We are now extracting published images from expression pattern analyses and will expand this curation to include images of other data types. To make the process more efficient, effort has been devoted to automating image acquisition. To display published images, permission for each individual image has to be obtained from the publisher. To date, permission has been obtained from 27 major publishers and WormBase is negotiating with several others. We are also working on automating the process of requesting permission. Before this project began, 7228 images were directly submitted by a small number of laboratories engaged in large-scale projects. These images will be added to over 2000 images now extracted from the literature. Each image is manually curated and associated with a gene, anatomical structure and cellular component.
Molecule curation captures small molecules and drugs that modify or cause phenotypes in a mutant background or RNAi-based experiments, and/or cause changes in gene-regulation activity. This data class has been populated with molecules from ChEBI (http://www.ebi.ac.uk/chebi/
), the National Library of Medicine (http://www.nlm.nih.gov/mesh/MBrowser.html
), the Comparative Toxicogenomic Database (CTD; http://ctd.mdibl.org/
) and Small Molecule Metabolite (http://www.SMMID.org
), which act as sources of IDs, names and synonyms for assigning molecule annotations to WB data.
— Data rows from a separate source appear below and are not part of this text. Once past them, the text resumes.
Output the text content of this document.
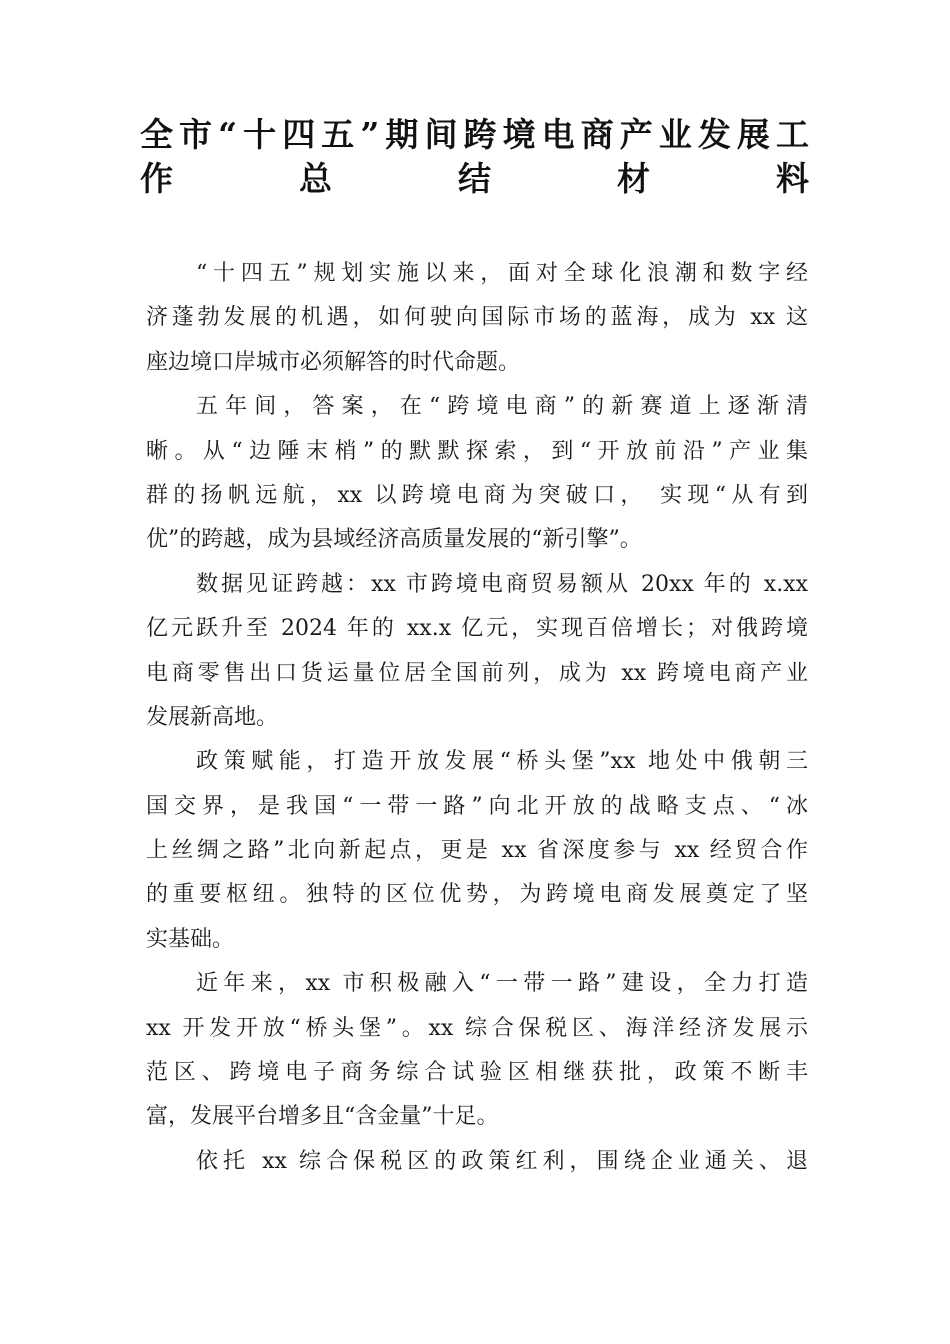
全市“十四五”期间跨境电商产业发展工
作总结材料
“十四五”规划实施以来，面对全球化浪潮和数字经
济蓬勃发展的机遇，如何驶向国际市场的蓝海，成为 xx 这
座边境口岸城市必须解答的时代命题。
五年间，答案，在“跨境电商”的新赛道上逐渐清
晰。从“边陲末梢”的默默探索，到“开放前沿”产业集
群的扬帆远航，xx 以跨境电商为突破口， 实现“从有到
优”的跨越，成为县域经济高质量发展的“新引擎”。
数据见证跨越：xx 市跨境电商贸易额从 20xx 年的 x.xx
亿元跃升至 2024 年的 xx.x 亿元，实现百倍增长；对俄跨境
电商零售出口货运量位居全国前列，成为 xx 跨境电商产业
发展新高地。
政策赋能，打造开放发展“桥头堡”xx 地处中俄朝三
国交界，是我国“一带一路”向北开放的战略支点、“冰
上丝绸之路”北向新起点，更是 xx 省深度参与 xx 经贸合作
的重要枢纽。独特的区位优势，为跨境电商发展奠定了坚
实基础。
近年来，xx 市积极融入“一带一路”建设，全力打造
xx 开发开放“桥头堡”。xx 综合保税区、海洋经济发展示
范区、跨境电子商务综合试验区相继获批，政策不断丰
富，发展平台增多且“含金量”十足。
依托 xx 综合保税区的政策红利，围绕企业通关、退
Over 600 molecule connections to gene and RNAi and variation phenotype objects have been created since the beginning of this data type curation.
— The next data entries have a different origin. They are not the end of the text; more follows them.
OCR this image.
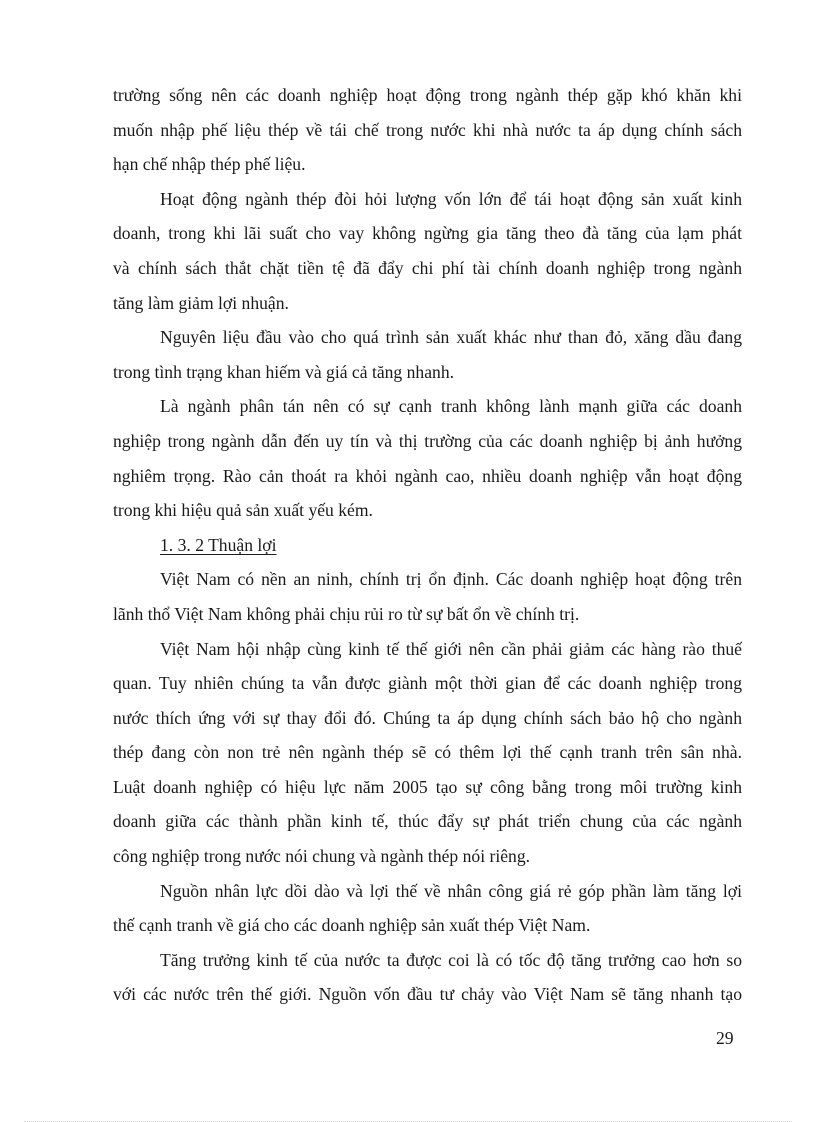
trường sống nên các doanh nghiệp hoạt động trong ngành thép gặp khó khăn khi
muốn nhập phế liệu thép về tái chế trong nước khi nhà nước ta áp dụng chính sách
hạn chế nhập thép phế liệu.
Hoạt động ngành thép đòi hỏi lượng vốn lớn để tái hoạt động sản xuất kinh
doanh, trong khi lãi suất cho vay không ngừng gia tăng theo đà tăng của lạm phát
và chính sách thắt chặt tiền tệ đã đẩy chi phí tài chính doanh nghiệp trong ngành
tăng làm giảm lợi nhuận.
Nguyên liệu đầu vào cho quá trình sản xuất khác như than đỏ, xăng dầu đang
trong tình trạng khan hiếm và giá cả tăng nhanh.
Là ngành phân tán nên có sự cạnh tranh không lành mạnh giữa các doanh
nghiệp trong ngành dẫn đến uy tín và thị trường của các doanh nghiệp bị ảnh hưởng
nghiêm trọng. Rào cản thoát ra khỏi ngành cao, nhiều doanh nghiệp vẫn hoạt động
trong khi hiệu quả sản xuất yếu kém.
1. 3. 2 Thuận lợi
Việt Nam có nền an ninh, chính trị ổn định. Các doanh nghiệp hoạt động trên
lãnh thổ Việt Nam không phải chịu rủi ro từ sự bất ổn về chính trị.
Việt Nam hội nhập cùng kinh tế thế giới nên cần phải giảm các hàng rào thuế
quan. Tuy nhiên chúng ta vẫn được giành một thời gian để các doanh nghiệp trong
nước thích ứng với sự thay đổi đó. Chúng ta áp dụng chính sách bảo hộ cho ngành
thép đang còn non trẻ nên ngành thép sẽ có thêm lợi thế cạnh tranh trên sân nhà.
Luật doanh nghiệp có hiệu lực năm 2005 tạo sự công bằng trong môi trường kinh
doanh giữa các thành phần kinh tế, thúc đẩy sự phát triển chung của các ngành
công nghiệp trong nước nói chung và ngành thép nói riêng.
Nguồn nhân lực dồi dào và lợi thế về nhân công giá rẻ góp phần làm tăng lợi
thế cạnh tranh về giá cho các doanh nghiệp sản xuất thép Việt Nam.
Tăng trưởng kinh tế của nước ta được coi là có tốc độ tăng trưởng cao hơn so
với các nước trên thế giới. Nguồn vốn đầu tư chảy vào Việt Nam sẽ tăng nhanh tạo
29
Human disease gene orthologs
WormBase provides curated, concise descriptions of genes based on the reading of published literature. These are free-text and include information about gene orthology, function and expression. Since C. elegans is an important animal model that is increasingly used for the study of human disease, we write these gene descriptions with emphasis on the orthologies to human disease genes, and how their study in C. elegans has informed the disease field. This information will be highlighted with a special ‘Human disease relevance’ tag, for the benefit of both the C. elegans and non-C. elegans researcher. We plan to facilitate queries to serve as a portal through which one can access relevant information from the nematode field, for example, a query using either a human gene name or disease name will lead the user to the relevant C. elegans gene.